Using gloved hands, massage everything together to wake up the herbs and aromatics. Transfer flank steak and marinade into a large zip-top freezer bag.
Press out as much air as possible, seal tightly, then double bag to avoid leaks. Massage the marinade evenly into the steak.
Refrigerate for at least 30 minutes or up to 24 hours.
Preheat grill to 450°F.
Remove steak from the refrigerator about 10 minutes before grilling to take the chill off. Discard marinade.
Place flank steak directly onto the hot grill grates. Sear for about 4 minutes per side, flipping once, until deeply charred on the outside and medium-rare to medium internally.

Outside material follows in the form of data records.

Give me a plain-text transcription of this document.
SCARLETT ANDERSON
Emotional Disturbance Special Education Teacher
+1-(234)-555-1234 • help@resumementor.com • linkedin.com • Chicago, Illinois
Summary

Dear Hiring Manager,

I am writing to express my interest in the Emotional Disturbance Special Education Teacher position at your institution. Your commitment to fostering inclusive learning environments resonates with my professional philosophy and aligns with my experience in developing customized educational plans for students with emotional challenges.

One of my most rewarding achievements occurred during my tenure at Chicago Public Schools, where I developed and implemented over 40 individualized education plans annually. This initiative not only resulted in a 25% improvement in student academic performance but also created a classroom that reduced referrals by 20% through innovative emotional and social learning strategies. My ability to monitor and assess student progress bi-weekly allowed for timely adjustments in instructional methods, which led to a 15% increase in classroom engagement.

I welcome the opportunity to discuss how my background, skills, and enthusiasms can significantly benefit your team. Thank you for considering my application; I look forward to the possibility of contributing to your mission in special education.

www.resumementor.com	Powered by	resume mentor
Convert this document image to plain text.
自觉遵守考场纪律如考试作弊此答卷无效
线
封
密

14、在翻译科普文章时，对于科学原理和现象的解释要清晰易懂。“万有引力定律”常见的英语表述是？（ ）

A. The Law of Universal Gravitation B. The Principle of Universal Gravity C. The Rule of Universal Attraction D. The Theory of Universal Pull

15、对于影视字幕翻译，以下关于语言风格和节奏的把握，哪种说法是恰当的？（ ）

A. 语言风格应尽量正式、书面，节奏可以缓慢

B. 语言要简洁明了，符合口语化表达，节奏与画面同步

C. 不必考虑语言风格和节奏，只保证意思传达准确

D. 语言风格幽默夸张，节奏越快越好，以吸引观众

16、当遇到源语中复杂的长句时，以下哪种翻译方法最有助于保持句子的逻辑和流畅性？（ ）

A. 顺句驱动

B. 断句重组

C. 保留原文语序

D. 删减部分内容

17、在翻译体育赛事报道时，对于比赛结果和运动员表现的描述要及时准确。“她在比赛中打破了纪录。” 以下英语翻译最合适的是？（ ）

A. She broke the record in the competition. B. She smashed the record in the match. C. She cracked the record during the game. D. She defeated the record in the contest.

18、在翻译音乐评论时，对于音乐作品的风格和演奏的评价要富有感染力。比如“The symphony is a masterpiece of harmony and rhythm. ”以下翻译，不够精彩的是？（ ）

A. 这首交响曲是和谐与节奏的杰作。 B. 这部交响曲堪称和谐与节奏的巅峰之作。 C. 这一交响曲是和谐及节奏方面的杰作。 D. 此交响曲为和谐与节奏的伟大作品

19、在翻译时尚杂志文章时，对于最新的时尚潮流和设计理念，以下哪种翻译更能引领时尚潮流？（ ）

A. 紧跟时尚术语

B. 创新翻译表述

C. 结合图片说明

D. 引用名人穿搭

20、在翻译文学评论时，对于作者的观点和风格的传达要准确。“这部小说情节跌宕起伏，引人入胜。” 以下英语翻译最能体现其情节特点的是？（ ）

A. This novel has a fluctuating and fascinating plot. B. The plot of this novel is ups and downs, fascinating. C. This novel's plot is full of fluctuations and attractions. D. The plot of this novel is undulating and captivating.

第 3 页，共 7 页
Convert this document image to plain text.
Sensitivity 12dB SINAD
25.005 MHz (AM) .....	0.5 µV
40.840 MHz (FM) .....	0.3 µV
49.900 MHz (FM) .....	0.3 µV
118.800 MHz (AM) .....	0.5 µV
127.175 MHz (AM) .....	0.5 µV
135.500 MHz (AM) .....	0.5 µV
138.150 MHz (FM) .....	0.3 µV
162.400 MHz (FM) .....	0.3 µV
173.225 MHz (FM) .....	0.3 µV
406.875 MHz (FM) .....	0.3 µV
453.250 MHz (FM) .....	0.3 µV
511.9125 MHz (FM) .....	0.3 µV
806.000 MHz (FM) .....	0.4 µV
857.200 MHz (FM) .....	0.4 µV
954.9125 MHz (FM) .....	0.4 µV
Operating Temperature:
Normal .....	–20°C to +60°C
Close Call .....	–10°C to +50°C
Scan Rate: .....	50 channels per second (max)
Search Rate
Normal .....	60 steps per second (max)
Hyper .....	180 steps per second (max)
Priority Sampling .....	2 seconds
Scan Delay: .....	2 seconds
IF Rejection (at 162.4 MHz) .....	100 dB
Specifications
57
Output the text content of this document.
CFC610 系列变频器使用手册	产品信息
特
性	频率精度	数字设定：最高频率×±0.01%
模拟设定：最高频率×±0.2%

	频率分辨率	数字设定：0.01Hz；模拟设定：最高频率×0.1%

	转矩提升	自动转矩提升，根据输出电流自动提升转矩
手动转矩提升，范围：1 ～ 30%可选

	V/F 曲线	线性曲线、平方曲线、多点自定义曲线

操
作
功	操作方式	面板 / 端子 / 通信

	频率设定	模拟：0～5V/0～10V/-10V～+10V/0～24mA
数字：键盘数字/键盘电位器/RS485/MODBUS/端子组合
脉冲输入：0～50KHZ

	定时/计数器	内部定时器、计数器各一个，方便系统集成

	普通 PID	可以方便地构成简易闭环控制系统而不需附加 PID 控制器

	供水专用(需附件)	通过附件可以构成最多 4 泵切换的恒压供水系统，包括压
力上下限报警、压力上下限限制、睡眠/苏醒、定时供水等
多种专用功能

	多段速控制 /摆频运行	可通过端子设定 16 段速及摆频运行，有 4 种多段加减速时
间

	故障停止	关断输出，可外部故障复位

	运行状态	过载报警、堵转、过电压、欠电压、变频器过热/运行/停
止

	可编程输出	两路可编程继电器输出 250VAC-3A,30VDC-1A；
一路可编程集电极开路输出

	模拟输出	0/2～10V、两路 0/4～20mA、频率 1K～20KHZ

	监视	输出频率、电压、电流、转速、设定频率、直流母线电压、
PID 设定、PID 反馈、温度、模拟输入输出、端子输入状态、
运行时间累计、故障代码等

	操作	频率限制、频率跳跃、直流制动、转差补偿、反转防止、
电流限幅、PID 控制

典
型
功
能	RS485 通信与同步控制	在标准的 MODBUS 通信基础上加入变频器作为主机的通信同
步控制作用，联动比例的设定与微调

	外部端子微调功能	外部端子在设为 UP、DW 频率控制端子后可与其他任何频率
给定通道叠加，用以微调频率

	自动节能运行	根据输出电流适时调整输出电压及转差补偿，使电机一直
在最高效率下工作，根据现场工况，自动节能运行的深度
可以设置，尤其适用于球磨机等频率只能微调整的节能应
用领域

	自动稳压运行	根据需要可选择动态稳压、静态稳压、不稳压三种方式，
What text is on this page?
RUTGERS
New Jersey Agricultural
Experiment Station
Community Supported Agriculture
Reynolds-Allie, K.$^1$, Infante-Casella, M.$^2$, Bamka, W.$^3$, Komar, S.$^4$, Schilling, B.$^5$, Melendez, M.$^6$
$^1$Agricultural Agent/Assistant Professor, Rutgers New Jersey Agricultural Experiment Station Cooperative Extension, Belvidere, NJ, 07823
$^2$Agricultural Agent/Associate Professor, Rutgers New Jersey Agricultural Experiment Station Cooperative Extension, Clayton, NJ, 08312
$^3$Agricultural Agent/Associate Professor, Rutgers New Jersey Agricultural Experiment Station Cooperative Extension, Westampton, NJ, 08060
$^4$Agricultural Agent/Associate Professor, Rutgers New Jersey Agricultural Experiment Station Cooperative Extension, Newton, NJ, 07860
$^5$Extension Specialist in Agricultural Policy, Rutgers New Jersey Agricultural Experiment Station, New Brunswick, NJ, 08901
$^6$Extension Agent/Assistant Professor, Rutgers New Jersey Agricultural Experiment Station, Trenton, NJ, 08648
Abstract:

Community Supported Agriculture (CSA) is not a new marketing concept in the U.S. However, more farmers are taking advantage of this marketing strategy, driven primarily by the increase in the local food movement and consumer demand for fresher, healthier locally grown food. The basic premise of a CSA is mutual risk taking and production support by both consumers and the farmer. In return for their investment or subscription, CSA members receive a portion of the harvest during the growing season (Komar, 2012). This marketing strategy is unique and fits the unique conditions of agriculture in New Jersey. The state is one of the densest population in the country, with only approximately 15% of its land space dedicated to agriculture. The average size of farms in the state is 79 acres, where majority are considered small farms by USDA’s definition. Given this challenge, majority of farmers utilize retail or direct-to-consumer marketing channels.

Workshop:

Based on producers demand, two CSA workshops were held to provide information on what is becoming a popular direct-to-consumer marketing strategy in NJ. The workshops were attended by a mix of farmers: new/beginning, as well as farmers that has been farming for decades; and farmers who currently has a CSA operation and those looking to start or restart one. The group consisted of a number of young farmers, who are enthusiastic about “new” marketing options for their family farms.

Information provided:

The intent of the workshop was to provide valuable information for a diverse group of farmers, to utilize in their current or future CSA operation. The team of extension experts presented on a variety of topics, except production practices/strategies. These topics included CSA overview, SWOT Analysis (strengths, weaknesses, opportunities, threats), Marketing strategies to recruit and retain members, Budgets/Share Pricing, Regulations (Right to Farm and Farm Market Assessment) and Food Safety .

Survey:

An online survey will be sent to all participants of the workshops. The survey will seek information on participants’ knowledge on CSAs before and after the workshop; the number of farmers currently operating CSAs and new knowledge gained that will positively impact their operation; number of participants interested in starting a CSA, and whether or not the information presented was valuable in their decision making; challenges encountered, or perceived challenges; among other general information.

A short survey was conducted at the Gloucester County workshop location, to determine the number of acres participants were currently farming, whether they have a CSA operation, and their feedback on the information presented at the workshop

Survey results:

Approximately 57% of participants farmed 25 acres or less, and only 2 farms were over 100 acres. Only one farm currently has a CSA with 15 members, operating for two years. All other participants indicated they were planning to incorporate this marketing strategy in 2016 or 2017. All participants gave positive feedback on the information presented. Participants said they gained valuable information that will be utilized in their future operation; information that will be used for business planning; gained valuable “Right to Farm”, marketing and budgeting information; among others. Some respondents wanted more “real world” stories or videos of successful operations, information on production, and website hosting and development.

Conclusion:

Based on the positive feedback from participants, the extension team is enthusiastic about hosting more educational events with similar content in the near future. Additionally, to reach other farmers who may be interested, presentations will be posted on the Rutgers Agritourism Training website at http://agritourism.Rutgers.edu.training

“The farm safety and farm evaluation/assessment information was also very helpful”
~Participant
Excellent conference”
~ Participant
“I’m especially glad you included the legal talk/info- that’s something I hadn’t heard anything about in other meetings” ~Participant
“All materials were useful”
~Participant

Aim for: 130–135°F for medium-rare or 135–140°F for medium
Transfer steak to a cutting board and let rest for 20 minutes before slicing. Slice steak against the grain at a 45-degree angle into thin strips.
Serve immediately with warm tortillas, fresh salsa, and lime wedges.
Recipe Video
Recipe Note
Traditionally, flap steak is the winner for Carne Asada. If your local grocery doesn't stock that cut, grab flank or go to a local butcher for that authentic cook.
Flank steak has long muscle fibers. Cutting against the grain shortens those fibers and keeps every bite tender instead of chewy.
Carne asada wants aggressive heat and quick cooking. You’re chasing char and caramelization without drying out the steak.
Twenty minutes feels long, but it’s the difference between juicy carne asada and steak that bleeds all over the cutting board.